Screw You Hunger Games (or, Why I’m a Filthy Hypocrite)

Screw You Hunger Games (or, Why I’m a Filthy Hypocrite)

I think I’m better than pop culture and yet I have a Rain Man ability to absorb its useless content and even take pride in spewing it out at dinner parties like an annoying tic.

I don’t, as a rule, watch reality TV because I’ve had my fill of seeing people at their worst from years of hitting the Nordstrom half-yearly sale.

I don’t understand the whole Twilight thing so I tried reading a page of it and proceeded to throw it across the room. Then peed on it and started it on fire.

I never read any of the Harry Potters because, well, I’m not 10.

But, for some reason, I occasionally get sucked into the stinking maw of some show, book or movie that holds little or no redeeming value. I don’t even really like reading or watching this stuff, but I simply don’t have the strength to fight it. I know it’s bad for me but I’m a moth to the flame. I’m guessing it’s some sort of substitute for the drug, sex and alcohol abuse that I left behind years ago (strike that last one and get me a drink).

  • I did get sucked into American Idol, especially the first seasons (who am I kidding, I just started to ween off it last season). There, I said it. Spit on me, call me names. I’ve done the same to myself. The demise of that show has forced a modicum of dignity back into my life.
  • The Hunger Games. Fuck you, Katniss Everdeen and your sassy braid for making me wish I were a slave to an evil totalitarian society and that my parents had coughed up archery lessons (yet another misstep in my upbringing).
  • Now, I’ll drag my husband into the muck with me. When we had tiny, mewling, puking, premature twins, we got hooked on both Cheaters and The Anna Nicole Smith Show. I will blame this on program timing since they were on during a scheduled feeding and we had to space out on something. I will also say that nothing made our lives feel just a little less desperate than to watch others walk in front of the train. I am not a better person than that.
  • I used to watch Melrose Place….the original one because, yes, I’m old. Get over it. And I went to high school with Lisa Rinna (go Black Tornadoes).

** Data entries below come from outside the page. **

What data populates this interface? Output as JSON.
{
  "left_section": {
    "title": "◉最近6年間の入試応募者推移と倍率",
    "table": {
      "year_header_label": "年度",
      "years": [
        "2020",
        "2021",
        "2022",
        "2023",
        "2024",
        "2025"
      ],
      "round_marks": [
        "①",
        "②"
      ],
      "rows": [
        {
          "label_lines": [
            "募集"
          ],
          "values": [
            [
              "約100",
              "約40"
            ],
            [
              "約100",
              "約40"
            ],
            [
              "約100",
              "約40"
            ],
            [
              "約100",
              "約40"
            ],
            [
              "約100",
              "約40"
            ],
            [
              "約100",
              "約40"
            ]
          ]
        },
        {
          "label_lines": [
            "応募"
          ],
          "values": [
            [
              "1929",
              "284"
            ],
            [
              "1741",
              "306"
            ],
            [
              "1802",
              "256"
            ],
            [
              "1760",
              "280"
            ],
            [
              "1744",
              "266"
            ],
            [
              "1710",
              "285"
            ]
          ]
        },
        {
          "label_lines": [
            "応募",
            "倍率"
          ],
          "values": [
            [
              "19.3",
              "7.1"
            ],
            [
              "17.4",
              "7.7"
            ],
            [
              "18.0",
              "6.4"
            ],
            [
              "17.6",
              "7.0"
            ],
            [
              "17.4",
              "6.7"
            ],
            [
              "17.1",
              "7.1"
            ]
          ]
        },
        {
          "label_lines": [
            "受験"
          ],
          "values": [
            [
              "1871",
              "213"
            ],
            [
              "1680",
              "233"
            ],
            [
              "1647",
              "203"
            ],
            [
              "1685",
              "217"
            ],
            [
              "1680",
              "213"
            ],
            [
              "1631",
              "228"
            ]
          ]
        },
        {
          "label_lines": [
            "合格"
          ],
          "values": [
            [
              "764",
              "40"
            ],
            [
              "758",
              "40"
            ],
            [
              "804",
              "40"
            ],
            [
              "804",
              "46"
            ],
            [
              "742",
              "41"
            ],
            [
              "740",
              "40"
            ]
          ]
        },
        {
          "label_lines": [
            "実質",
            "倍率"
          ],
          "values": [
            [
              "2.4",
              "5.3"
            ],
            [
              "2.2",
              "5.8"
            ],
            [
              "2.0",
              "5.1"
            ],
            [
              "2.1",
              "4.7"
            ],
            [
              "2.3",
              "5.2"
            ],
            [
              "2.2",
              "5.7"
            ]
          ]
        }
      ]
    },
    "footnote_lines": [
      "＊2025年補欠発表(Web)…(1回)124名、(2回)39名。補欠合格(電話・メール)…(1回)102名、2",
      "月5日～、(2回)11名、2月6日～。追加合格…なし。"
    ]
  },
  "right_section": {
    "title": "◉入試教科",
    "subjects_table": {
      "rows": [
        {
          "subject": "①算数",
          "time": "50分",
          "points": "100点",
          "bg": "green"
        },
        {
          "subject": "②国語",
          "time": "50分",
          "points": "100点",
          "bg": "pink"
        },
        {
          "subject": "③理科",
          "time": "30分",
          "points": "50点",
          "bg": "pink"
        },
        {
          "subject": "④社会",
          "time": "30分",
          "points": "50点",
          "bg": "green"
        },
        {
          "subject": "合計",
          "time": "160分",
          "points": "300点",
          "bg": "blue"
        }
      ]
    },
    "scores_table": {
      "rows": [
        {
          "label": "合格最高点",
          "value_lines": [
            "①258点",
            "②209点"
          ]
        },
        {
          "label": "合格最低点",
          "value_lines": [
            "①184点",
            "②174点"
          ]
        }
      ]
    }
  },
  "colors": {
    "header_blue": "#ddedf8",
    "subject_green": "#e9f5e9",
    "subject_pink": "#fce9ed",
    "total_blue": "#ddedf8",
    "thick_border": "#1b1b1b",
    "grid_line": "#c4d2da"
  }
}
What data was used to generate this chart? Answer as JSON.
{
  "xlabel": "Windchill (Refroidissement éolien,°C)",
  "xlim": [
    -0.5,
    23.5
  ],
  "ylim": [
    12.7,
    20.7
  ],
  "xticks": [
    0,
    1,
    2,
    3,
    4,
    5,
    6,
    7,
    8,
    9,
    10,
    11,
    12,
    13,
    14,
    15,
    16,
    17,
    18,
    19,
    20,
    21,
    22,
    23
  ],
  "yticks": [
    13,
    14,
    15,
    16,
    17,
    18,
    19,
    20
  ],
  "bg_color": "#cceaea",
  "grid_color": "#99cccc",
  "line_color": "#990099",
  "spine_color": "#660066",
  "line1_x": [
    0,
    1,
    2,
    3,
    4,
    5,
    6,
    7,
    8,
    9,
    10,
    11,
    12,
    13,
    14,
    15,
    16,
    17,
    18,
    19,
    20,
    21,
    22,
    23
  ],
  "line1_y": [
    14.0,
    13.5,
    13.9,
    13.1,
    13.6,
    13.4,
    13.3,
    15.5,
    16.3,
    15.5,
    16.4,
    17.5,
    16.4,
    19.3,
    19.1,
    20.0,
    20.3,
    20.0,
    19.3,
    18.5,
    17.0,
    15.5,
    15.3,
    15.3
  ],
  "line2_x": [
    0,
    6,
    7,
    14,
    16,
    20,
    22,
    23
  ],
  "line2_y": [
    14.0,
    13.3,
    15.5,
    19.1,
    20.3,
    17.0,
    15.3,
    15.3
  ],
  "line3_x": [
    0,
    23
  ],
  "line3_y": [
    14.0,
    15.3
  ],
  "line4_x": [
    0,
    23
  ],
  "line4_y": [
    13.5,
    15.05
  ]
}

My saving grace is Downton Abby….or is it? Isn’t it really just Dallas-on-the-Thames? You stick a bustle and an accent on it and suddenly its culture. Don’t forget, these are the same people who gave us Benny Hill.

So, I thank you, dear readers, for allowing me to go through the cultural equivalent of self-flagellation. I feel a little cleaner now as I watch the second Hunger Games book download to my iPad.

5 Responses »

  1. Pingback: Yes, Another Annoying Best of 2012 List | Left of Plumb

  2. You haven’t really reached rock bottom until you’ve watched that woman eating the laundry detergent on channel 31. I watched it twice and thats when my husband told me I wouldn’t be picking the TV channels anymore.

  3. I watched cheaters! That show was awesome. I felt so filthy after watching it but I loved every minute of it. Remember when the host got stabbed.

  4. I basically spit my water out on this one: “I’ve had my fill of seeing people at their worst from years of hitting the Nordstrom half-yearly sale.” That’s the best line I’ve heard all day.

  5. Left of Plumb KILLS ME!! Any blog that makes me laugh at the first sentence is a keeper! AND it references the Nordie’s half-yearly sale…Nicely Done!